The Journey of the Underrepresented series of articles was written by Asha Blake, a local photojournalist and senior at Kent State University, to explore challenges and barriers faced by underrepresented minorities in the health professions.
In health care, it is important to have workers who look like the community they serve. More diversity can help workers better understand each other, and patients are inclined to be more comfortable with health care professionals who reflect their background. Culture can impact communications and interactions with health professionals and even health care outcomes.
However, in the United States there is an underlying issue regarding the health care field and diversity. The country is becoming more diverse, but the health care workforce — particularly among physicians — does not reflect it.
According to the Association of American Medical Colleges (AAMC) research conducted in 2018, 56.2% of all active physicians, identified as white. The researchers reported much smaller percentages of physicians they identified as Black and Hispanic — 5% and 5.8%, respectively.
These numbers for underrepresented minorities do not reflect the community of the United States. In fact, it shows how large the gap is between the population versus the number of physicians there are for some races/ethnicities. The 2020 Census reported that 13.4% of the U.S. population was Black and 18.5% Hispanic. The contrast can be even sharper in the urban areas of northeast Ohio.
There are many factors that have caused this lack of diversity in health care. However, one issue comes up frequently at the forefront of this problem: Discrimination.
History of Discrimination
The history behind discrimination in health care in the U.S. can be traced back at least to the 1800s, when most universities did not allow non-white students to attend.
That forced a choice to either not go to medical school or get a degree outside of the United States (if they were able to do so). For example, Dr. James McCune Smith, the first African American to earn a medical degree, had to travel to Scotland to complete his education, which was impossible for him to do in the United States at the time.
Eventually, after 1865, non-whites were allowed to attend American medical schools. But the problems did not stop there. There were many challenges that both Black and Latinx* people had to face once admitted to these universities and after obtaining their degrees. For many Black students for example, there were policies that prohibited them from getting professional society memberships.
These societies provided opportunities for success. They were the conduit for physicians to meet and connect with others. Admissions into hospitals were becoming closely linked to these medical society memberships. This barrier made it difficult for many Black students to get jobs after college even if they were qualified to do so.
Like members of the Black community, Latinx individuals also struggled with having the ability to work in their practice after college. Some medical associations would not accept students simply because of their race or ethnicity. Mary Headly Treviño de Edgerton, a Mexican American medical student in Texas, experienced this after graduating in 1909. She graduated top of her class and earned the highest grade on the state medical exam that year. However, only one medical association in the state would allow her admittance.
Although other factors may have been at play, her class placement and grades should not have gone unnoticed by other associations.

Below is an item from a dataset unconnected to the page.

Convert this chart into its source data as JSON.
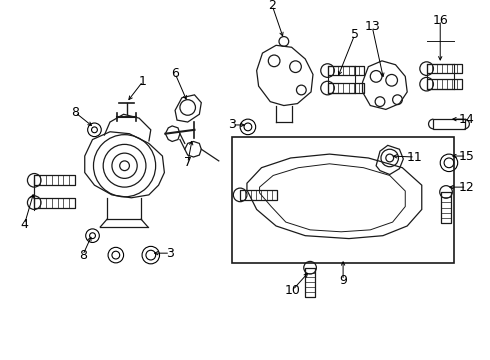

Many other stories and situations like Dr. Smith’s and Dr. Edgerton’s can be explained by the early discrimination and exclusion in the United States. Black and Latinx students were allowed into medical schools much later than white students. The first medical school opened in 1765 in Pennsylvania, and most schools did not allow minorities to attend until 1865. This 100-year gap set many minority students and families back because they were starting further behind students who had the opportunity to attend from the very beginning.
Even though this inequity took place years ago, it still affects today’s health professionals. The 2019 Survey of Consumer Finances reported that the typical white family has “eight times the wealth of the typical Black family and five times the wealth of the typical Hispanic family.” This affects the applicants seen at medical schools because many come from wealthier families. The AAMC reported that in 2018, “more than three-quarters of medical students came from families in the top two quintiles of family income.”
Other factors that may also be causing the slow incline of diversity include a lack of representation amongst faculty members (nationally, Black and Latinx faculty comprise 3.8% and 5.9% medical school faculty), and a poor support system throughout a student’s time at a medical school.
The U.S. Department of Education reports that “greater representation of underrepresented groups among faculty may increase student’s sense of academic validation.” It is important for students to have someone to turn to that may share similar life experiences. It can help create a bond and can encourage an individual to stay with their program.
At Northeast Ohio Medical University (NEOMED), the College of Medicine’s vision is to be a national leader in community-centered medicine. In Northeast Ohio, the population is 17.41% Black and 5.55% Latinx. By contrast, for the 2021-2022 school year, the College of Medicine enrolled 4.49% Black students and 7.87% Latinx students.
While the University is headed in the right direction, to reflect Ohio’s diversity of 12.4% Black and 18.7% Hispanic population, we still have a long way to go to reflect diversity within Northeast Ohio’s major cities of Cleveland (48.8% Black, 13% Hispanic), Akron (29.9% Black, 3.1% Hispanic) and Youngstown (41.1% Black, 10.9% Hispanic).
Although there is a long history that has hindered the progression of minority health care workers, the future representation in this field must be better. It is important for future generations to have access to health care professionals who come from the same background as them and understand their needs and expectations.
* The term Latinx includes individuals with ancestry from Latin American countries who may or may not speak Spanish.